Max Havelaar steht für Fairness und Nachhaltigkeit. Der Stiftung sind neben sicheren Einkommen für Kleinbauern und Plantagenmitarbeitenden auch die Gesundheit und Zufriedenheit ihrer Mitarbeitenden in der Schweiz wichtig. Sie pflegt deshalb ein betriebliches Gesundheitsmanagement.

Die Mitarbeitenden von Max Havelaar sind häufig belastenden Situationen ausgesetzt. «Sie bewegen sich in politischen Spannungsfeldern von Afrika, Asien und Lateinamerika und müssen sich in unterschiedlichen Kulturen zurechtfinden», sagt Genoveffa Giallorenzo, HR-Managerin bei Max Havelaar. Daher sei die Arbeit manchmal nervenaufreibend. «Unsere Mitarbeitenden brauchen Ausdauer und eine gewisse Stressresistenz.» Die Stiftung will dabei unterstützen, diese herausfordernden Situationen noch besser zu meistern.
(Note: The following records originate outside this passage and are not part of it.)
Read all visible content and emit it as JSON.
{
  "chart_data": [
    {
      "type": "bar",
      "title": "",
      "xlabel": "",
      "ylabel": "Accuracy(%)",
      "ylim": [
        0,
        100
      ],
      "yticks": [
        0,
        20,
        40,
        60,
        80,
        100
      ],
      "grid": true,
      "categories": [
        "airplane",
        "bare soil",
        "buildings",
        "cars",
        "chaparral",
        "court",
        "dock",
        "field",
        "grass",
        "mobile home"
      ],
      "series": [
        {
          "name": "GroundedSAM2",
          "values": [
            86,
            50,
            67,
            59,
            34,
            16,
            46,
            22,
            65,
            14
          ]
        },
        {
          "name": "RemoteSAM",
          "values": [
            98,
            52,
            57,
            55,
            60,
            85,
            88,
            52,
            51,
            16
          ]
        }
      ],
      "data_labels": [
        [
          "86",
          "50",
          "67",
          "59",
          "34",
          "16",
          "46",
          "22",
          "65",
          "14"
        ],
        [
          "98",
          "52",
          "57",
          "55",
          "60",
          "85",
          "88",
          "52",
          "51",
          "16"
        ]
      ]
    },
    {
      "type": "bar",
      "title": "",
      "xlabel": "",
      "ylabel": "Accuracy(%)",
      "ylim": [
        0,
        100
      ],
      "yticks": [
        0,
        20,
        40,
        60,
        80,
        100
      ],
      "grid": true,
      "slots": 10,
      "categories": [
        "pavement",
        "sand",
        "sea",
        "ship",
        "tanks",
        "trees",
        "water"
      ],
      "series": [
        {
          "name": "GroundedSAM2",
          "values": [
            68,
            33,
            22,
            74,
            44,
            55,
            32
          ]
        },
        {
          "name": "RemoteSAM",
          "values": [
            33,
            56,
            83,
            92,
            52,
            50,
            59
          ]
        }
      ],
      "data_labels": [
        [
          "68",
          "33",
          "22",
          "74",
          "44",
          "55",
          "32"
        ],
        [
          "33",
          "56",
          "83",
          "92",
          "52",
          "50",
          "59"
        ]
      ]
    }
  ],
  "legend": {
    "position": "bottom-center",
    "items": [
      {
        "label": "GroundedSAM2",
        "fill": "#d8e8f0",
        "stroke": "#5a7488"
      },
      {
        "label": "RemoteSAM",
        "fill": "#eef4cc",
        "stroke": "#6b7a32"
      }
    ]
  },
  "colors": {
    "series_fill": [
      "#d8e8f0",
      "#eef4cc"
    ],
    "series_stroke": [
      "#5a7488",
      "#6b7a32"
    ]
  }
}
In Arbeitsgruppe Bedürfnisse artikuliert

Die Geschäftsleitung wollte von den Mitarbeitenden wissen, welche Änderungen sie sich wünschen, wo der Schuh drückt und was der Arbeitgeber Max Havelaar besser machen kann. Dafür hat Genoveffa Giallorenzo nach einer ersten Befragung die Fachspezialisten des betrieblichen Gesundheitsmanagements (BGM) von SWICA beigezogen. «In einer Arbeitsgruppe konnten die Mitarbeitenden ihre Bedürfnisse artikulieren», sagt Giallorenzo. Das sei sehr positiv angekommen.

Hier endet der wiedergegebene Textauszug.